You know you can’t do everything yourself. There aren’t enough hours in the day to take care of everything and you also know you’ve got bigger things to worry about. So why is it so hard for executives to delegate?
- You know you can do the job better than anyone else.
- Delegating may equal accepting substandard work.
- It might be hard to admit that someone else can do the job as well or better than you.
- You don’t want to be upstaged by subordinates.
- You need to do this type of work to validate your worth.
When you believe any of these things, it can be extremely difficult to trust other people to get the job done right.
Delegating can be tough. Great leaders learn it is part of the process and is crucial to their success.
Why Delegating Is So Important
One of the most important jobs you have as a leader is to teach others how to think for themselves. If you’re constantly handling tasks for your team, when will they learn to do them on their own?
1. Benefits For Executives
There are other significant benefits for you delegating as an executive:
- Good leaders need to focus on goals and outcomes and not just tasks. You need to focus on the bigger picture.
- Good leaders train their teams to do great work. Delegating can improve the quantity of work your team can handle.
- Delegating will relieve some of the stress and give you more time to do your job.
- It establishes trust with team members. When you demonstrate that you trust them with projects, you are strengthening your bond and enhancing your credibility.
2. Benefits For Team Members
Delegating provides benefits for team members:
- Delegating helps improve team members’ job skills and can lead to more engagement.
- You are helping them grow in your business and their career.
- You are building team members’ self-esteem by showing them you trust them.
- As you trust team members with more authority and responsibility, they may build on ideas and take initiative. What you may see as a boring or repetitive task, they may see as an opportunity to shine.
3. Benefits For Teams
It’s not just executives and team members that benefit from delegating. Great leaders understand team dynamics. Delegating benefits your team as well:
- Delegating increases efficiency.
- Effective delegating can help balance workloads by spreading out work. This helps make sure others have equal amounts of work.

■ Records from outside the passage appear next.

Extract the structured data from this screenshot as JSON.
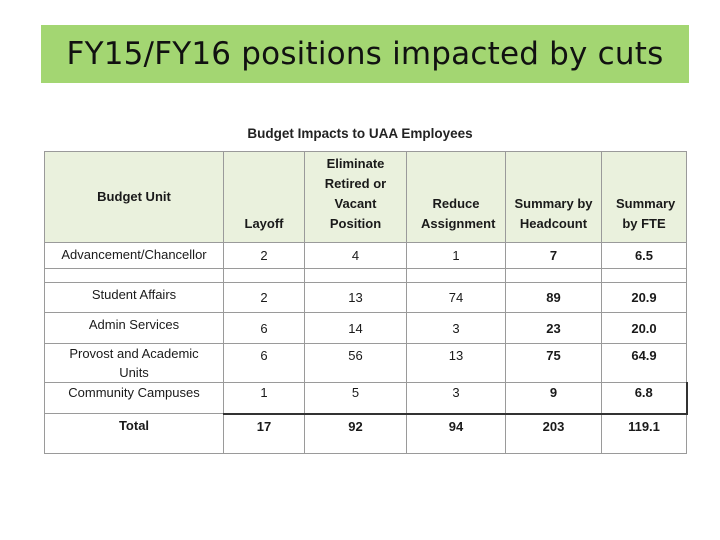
{
  "slide": {
    "title": "FY15/FY16 positions impacted by cuts"
  },
  "table": {
    "caption": "Budget Impacts to UAA Employees",
    "headers": [
      "Budget Unit",
      "Layoff",
      "Eliminate Retired or Vacant Position",
      "Reduce Assignment",
      "Summary by Headcount",
      "Summary by FTE"
    ],
    "rows": [
      [
        "Advancement/Chancellor",
        "2",
        "4",
        "1",
        "7",
        "6.5"
      ],
      [
        "Student Affairs",
        "2",
        "13",
        "74",
        "89",
        "20.9"
      ],
      [
        "Admin Services",
        "6",
        "14",
        "3",
        "23",
        "20.0"
      ],
      [
        "Provost and Academic Units",
        "6",
        "56",
        "13",
        "75",
        "64.9"
      ],
      [
        "Community Campuses",
        "1",
        "5",
        "3",
        "9",
        "6.8"
      ]
    ],
    "total": [
      "Total",
      "17",
      "92",
      "94",
      "203",
      "119.1"
    ]
  },
  "colors": {
    "banner": "#a3d672",
    "header_fill": "#eaf1dd",
    "border": "#9a9a9a"
  }
}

- It gives you an opportunity to coach, train, and mentor workers. This provides a deeper insight into the “why” behind the “what” for team members.
- By demonstrating that you are using team members’ respective talents and helping them grow, you are more likely to keep teams fulfilled and engaged.
Increased Engagement Pays Dividends
Only 15% of employees globally say they are engaged at work, according to Gallup. That’s a startling number when you think about the 85% who aren’t enthusiastic and committed to their employer’s goals.
Some employees lack that enthusiasm because they fail to see how what they do connects with the company’s overall goals or fail to understand the role they play in a company’s success. Delegation is a good way to expand their understanding and demonstrate that their work is important and you trust them to do it well.
Good leadership fosters engagement through establishing and maintaining the right workplace culture. Engagement is often a result of creating and engaging culture.
Delegating can also help with employee retention. Engaged team members are less likely to leave jobs.
What If I Delegate And They Fall Short?
There’s a pretty good chance you rose to a leadership position in your organisation because you excelled at the type of tasks you need to delegate. Not every team member will be able to match your proficiency. This means the work will sometimes be less exceptional than what you may have done.
“One of the most difficult transitions for leaders to make is the shift from doing to leading.” – Harvard Business Review
Does it matter? First, you have to ask yourself if the difference in the quality of the work between what you have done yourself and what an employee did would make a substantive difference. Will making something a little bit better have an impact.
Secondly, it’s an opportunity to teach and mentor. Doing it yourself and not training others to do it means you’ll have to keep doing it. It may take more time, in the beginning, to let them take on jobs and then have to guide them, but it will free up your time in the end while building a better relationship with your team.
Start by delegating smaller tasks. As team members demonstrate they can handle the job, increase the level of sophistication. Think of every task you delegate as a coaching opportunity.
Delegating Does Not Mean Abdicating Responsibility
When deciding what to delegate, ask yourself if this is an essential task that only you can do. If the answer is yes, you shouldn’t delegate it. Any time you answer no, consider whether you can delegate.
Either way, it doesn’t mean you are abdicating the responsibility to get the project done to your satisfaction. It’s important that you stay involved and focused on the outcome, but the degree to which you do so matters. You don’t want to be perceived as someone that is either a micro-manager or someone uninvolved.
Set clear goals, expectations, and deadlines. When completed, review thoroughly and provide constructive feedback. Remember to practice good leadership skills when assessing work: praise publicly and criticise privately. Look at every task as a teaching or coaching opportunity.
Leadership Training Can Help
Leadership training can provide insights and techniques that lead to efficient delegation and engagement. Executive coaching can equip you with tools and strategies to maximise your professional effectiveness.
Those transitioning into a leadership role can benefit from leadership training by learning what it takes to be a great leader and get the most of their team. Experienced leaders can benefit from focused training on skills to make them better leaders and delegators.